The aficionados trickled to French Cultural Centre ampitheatre, and by the time the stage was set, all the terraces were taken and some had to remain standing while others sat in the aisles. It was the Sambang’oma Dancers who helped set the stage and mood with their traditional dance performance that showcased dances like gulewamkulu, manganje, sikiri and mchomanga.

When Kwathu took centre stage, the patrons were treated to more than an hour of tragic-comic suspense that was not devoid of conflict, packed with a coherent dramatic show of artistry.

The sheer enjoyment did not solely emanate from the fact that the cast of characters revolved around big names in Chichewa drama, but also because the plot was easy to follow. Yet, in its simplicity, the storyline evoked pertinent social questions.

Mwandilakwira is the story of one Masautso Chabwera (Charles Mphoka) and his wife (Enifa Chiwaya) who return home from England and organise a party to celebrate their reunion with their extended family. It is at this party that Kang’a Mathanki (Eric Mabedi) who is Mrs Chabwera’s uncle reveals that his niece was raped when she was just a little girl. This revelation could be dismissed as a result of Mathanki’s drunken stupour, but Makelekesa (John Nyanga), who is Masauko’s uncle makes an issue of it, wondering why that rape was kept secret all along.

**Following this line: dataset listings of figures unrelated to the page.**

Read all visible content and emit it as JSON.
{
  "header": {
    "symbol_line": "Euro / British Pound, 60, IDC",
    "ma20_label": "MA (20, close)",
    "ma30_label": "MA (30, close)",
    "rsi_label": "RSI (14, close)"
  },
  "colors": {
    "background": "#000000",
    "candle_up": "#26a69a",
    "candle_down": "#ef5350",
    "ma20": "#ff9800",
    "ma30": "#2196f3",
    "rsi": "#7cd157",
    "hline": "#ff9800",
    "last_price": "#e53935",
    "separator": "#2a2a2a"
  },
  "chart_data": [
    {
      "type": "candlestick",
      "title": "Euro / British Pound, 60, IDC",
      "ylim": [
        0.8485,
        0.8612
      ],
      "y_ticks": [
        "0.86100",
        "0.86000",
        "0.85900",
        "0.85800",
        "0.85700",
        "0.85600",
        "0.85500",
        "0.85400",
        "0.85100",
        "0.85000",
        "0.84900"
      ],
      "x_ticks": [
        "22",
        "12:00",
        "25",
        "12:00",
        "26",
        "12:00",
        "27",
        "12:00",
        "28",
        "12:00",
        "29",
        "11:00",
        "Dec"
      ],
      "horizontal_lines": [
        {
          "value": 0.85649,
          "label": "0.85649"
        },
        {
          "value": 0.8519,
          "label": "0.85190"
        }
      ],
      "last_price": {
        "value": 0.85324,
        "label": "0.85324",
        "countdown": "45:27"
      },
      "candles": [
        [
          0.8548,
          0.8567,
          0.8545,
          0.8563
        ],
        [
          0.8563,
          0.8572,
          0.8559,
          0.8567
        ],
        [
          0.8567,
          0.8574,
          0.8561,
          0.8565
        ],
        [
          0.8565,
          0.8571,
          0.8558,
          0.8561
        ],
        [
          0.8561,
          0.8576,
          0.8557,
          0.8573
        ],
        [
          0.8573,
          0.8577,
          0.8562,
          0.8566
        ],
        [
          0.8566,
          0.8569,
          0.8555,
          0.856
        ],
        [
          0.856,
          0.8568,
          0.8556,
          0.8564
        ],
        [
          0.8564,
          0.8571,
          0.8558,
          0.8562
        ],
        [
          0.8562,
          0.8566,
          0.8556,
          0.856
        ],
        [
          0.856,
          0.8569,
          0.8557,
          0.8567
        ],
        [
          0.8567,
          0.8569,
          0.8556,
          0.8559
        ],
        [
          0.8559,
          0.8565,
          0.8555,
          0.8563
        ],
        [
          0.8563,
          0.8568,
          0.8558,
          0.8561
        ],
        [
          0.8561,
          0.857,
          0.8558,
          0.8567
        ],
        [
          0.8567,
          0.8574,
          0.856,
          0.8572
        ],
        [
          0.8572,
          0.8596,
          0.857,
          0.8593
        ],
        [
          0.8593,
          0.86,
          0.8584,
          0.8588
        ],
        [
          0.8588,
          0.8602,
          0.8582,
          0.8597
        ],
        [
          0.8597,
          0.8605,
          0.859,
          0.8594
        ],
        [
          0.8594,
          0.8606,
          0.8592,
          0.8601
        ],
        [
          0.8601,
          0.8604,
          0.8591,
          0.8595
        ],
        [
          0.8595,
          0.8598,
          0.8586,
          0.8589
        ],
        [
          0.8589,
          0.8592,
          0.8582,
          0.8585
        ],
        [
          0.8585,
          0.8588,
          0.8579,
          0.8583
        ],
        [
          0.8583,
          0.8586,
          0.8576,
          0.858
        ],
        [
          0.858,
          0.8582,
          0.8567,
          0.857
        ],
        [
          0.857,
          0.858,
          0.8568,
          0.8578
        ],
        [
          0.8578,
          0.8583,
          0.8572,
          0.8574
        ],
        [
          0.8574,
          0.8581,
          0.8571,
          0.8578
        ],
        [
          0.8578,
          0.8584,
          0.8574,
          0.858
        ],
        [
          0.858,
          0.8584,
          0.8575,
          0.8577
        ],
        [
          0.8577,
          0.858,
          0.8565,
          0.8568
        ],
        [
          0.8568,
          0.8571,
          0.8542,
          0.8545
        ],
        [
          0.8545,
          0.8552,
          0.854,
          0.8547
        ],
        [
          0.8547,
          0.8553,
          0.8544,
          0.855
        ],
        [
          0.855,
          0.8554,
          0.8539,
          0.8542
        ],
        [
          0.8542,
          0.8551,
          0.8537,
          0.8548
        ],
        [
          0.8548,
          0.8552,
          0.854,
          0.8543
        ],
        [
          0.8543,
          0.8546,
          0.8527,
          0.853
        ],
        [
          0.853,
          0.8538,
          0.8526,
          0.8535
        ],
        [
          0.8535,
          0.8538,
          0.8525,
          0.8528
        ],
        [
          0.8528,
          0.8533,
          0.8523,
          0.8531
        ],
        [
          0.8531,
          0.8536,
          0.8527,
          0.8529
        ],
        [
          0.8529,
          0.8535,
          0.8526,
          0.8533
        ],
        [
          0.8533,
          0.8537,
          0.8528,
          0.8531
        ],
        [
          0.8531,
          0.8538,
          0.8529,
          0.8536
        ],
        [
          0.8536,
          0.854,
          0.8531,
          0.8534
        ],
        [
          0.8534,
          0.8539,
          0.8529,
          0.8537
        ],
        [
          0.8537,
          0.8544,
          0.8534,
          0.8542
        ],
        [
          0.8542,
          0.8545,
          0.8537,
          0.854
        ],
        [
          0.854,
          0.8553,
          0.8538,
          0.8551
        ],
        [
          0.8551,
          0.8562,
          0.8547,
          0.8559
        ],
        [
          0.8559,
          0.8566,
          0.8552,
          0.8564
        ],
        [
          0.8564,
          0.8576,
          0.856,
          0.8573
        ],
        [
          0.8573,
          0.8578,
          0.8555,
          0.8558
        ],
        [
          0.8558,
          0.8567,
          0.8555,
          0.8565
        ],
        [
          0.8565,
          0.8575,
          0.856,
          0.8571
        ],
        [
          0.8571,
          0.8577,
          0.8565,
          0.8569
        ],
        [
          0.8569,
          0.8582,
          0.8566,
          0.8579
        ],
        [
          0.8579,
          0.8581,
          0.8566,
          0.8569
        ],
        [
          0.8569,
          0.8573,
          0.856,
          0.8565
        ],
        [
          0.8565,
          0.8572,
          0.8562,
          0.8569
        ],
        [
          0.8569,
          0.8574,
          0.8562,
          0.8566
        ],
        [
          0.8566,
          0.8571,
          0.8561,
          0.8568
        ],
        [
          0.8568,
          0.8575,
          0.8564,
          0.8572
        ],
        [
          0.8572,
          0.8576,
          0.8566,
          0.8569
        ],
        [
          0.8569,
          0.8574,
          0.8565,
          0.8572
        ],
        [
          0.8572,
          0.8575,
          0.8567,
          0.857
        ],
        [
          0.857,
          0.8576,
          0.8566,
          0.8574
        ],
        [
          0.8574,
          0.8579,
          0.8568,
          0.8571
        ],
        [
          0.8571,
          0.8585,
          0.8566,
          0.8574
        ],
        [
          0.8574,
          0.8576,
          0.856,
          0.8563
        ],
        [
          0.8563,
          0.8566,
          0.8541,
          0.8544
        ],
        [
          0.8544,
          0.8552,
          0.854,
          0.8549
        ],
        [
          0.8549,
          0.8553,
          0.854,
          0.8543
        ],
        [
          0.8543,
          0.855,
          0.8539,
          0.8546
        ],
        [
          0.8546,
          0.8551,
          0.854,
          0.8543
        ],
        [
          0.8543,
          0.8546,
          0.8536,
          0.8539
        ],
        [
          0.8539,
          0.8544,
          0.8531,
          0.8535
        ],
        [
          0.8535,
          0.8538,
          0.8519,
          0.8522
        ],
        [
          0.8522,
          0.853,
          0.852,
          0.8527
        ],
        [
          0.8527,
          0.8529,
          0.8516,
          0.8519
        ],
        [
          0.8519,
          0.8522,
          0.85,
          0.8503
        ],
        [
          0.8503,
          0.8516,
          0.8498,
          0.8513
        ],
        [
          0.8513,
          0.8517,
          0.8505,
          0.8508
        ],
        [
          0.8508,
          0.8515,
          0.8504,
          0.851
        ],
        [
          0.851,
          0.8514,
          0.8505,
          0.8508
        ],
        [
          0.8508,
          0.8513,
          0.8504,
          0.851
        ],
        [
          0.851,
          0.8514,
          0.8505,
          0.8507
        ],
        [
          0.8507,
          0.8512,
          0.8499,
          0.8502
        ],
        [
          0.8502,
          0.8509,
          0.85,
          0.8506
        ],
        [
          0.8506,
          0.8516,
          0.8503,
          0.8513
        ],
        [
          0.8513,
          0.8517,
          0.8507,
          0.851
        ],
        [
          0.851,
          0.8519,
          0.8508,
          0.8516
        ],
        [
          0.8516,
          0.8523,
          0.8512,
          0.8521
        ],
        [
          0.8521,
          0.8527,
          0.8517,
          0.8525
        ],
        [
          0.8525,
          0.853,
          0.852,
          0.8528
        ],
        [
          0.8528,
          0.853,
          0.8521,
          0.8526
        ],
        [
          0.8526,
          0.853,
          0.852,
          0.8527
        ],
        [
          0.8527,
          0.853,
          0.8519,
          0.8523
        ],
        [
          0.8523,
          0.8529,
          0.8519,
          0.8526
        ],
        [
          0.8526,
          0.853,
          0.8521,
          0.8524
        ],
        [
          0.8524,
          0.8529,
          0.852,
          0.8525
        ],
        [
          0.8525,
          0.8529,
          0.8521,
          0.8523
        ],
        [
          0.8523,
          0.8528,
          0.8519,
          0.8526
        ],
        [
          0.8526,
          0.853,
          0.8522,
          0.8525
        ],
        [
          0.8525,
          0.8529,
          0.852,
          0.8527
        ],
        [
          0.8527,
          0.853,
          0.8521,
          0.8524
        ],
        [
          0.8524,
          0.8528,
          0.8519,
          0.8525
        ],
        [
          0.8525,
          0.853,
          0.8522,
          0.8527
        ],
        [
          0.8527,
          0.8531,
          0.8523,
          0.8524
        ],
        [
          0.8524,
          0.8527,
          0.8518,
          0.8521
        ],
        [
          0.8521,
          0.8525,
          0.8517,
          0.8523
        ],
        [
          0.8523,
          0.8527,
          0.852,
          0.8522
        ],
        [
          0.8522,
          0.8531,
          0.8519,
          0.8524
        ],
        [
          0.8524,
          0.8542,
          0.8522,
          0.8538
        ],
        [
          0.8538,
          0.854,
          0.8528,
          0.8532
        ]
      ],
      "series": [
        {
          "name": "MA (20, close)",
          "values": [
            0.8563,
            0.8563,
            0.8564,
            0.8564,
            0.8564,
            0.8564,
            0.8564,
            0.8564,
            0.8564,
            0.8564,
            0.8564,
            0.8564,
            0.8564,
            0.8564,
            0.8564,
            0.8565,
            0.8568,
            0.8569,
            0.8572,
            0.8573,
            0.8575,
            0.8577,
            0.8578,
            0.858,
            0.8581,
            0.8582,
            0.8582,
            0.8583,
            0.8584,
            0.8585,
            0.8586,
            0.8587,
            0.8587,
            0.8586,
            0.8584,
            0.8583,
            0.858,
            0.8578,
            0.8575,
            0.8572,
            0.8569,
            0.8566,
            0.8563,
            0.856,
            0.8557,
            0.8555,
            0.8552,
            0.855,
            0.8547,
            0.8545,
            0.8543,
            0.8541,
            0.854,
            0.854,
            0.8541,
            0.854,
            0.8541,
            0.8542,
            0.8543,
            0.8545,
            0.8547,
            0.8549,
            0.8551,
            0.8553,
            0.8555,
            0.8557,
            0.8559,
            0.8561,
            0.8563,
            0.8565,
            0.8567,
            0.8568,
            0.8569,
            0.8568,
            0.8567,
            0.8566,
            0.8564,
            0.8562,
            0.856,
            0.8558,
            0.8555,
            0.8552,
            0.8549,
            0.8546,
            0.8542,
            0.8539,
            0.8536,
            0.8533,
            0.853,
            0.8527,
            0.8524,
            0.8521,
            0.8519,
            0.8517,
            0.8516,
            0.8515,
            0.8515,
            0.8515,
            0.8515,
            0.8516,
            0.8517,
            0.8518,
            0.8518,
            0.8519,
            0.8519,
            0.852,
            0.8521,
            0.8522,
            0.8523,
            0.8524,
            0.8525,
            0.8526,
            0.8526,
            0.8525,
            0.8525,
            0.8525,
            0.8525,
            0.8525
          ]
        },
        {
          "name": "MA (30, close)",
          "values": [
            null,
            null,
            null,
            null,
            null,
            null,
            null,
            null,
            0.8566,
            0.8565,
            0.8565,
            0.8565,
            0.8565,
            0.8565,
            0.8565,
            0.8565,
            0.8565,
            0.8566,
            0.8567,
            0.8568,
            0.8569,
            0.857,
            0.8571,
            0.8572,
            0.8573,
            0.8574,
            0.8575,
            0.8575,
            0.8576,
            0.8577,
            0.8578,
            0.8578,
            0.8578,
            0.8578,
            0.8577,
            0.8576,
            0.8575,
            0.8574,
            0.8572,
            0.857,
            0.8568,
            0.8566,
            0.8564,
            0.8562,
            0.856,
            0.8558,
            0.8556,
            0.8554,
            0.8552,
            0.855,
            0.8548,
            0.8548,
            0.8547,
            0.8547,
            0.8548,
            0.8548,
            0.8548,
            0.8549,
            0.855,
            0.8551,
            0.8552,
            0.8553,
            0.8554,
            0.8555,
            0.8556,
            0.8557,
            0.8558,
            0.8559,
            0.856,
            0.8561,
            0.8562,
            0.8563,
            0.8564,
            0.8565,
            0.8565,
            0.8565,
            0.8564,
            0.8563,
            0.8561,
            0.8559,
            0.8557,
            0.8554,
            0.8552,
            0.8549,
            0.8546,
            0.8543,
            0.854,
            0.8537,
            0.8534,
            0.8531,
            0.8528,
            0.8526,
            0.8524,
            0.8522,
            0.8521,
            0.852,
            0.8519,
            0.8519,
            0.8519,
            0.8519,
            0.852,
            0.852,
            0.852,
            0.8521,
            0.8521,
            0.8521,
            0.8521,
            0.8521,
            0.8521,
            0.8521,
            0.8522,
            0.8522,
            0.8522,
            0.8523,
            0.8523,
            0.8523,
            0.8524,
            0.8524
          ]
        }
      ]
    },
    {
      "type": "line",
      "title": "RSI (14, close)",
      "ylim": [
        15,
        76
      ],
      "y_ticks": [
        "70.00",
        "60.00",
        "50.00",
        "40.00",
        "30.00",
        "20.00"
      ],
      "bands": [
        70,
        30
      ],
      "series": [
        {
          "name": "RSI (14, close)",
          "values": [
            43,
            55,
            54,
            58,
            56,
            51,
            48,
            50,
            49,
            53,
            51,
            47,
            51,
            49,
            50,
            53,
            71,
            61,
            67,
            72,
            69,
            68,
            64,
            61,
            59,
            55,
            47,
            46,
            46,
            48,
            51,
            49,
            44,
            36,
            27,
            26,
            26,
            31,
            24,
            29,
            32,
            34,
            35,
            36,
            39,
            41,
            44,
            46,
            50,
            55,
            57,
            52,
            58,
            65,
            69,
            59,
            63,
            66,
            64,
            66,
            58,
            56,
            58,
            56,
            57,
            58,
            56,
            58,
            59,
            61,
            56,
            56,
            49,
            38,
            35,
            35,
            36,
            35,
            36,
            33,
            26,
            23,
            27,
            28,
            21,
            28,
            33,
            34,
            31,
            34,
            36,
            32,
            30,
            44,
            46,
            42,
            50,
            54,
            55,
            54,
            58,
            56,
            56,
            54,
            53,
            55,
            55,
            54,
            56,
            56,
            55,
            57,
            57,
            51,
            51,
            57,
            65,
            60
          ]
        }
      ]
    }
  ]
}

Also present at this party were Masauko’s father (Evans Mbewe), sister (Esther King) and brother-in-law (Felix Mashonga). As he bids farewell to return to the village, Makelekesa advises his nephew to go to a witchdoctor to have the wealth he amased in the UK protected. Masauko has his misgivings but on his wife’s insistence, the couple make the trip to see the withdoctor.

Ekhamuni Njokazidana (Bon Kalindo) is the witchdoctor, who conducts the wife out of the ‘consultation room’ and goes through rituals to cleanse Masauko. Eventually, Njokazidana tells Masauko to go to a graveyard to perform another part of the ritual and urges him to go back to his home village and sleep with either his mother or sister. When he asks him what would happen if he slept with neither of the two, the witchdoctor threatens an unspecified calamity.

Masauko makes the trip home where he coaxes his brother-in-law to go out and buy some beer. Once he is out, Masauko starts promising to buy his sister a minibus and renovate the house.

As they are trying to calculate how many roofs may be needed, the sister unknowingly takes Masauko to the bedroom. It is here that Masauko attempts to have sex with her, but she flees, only to come face to face with Masauko’s uncle in the livingroom.

As she is crying that her brother was attempting to rape her, her husband comes back home, having found no beer.

The play climaxes when Masauko raves mad. His father blames it on Masauko’s wife, that she was bewitching him so she could go away with the property. On her part, the wife lays blame on Makelekesa for advising Masauko to go and see the witchdoctor. ‘ The Nation.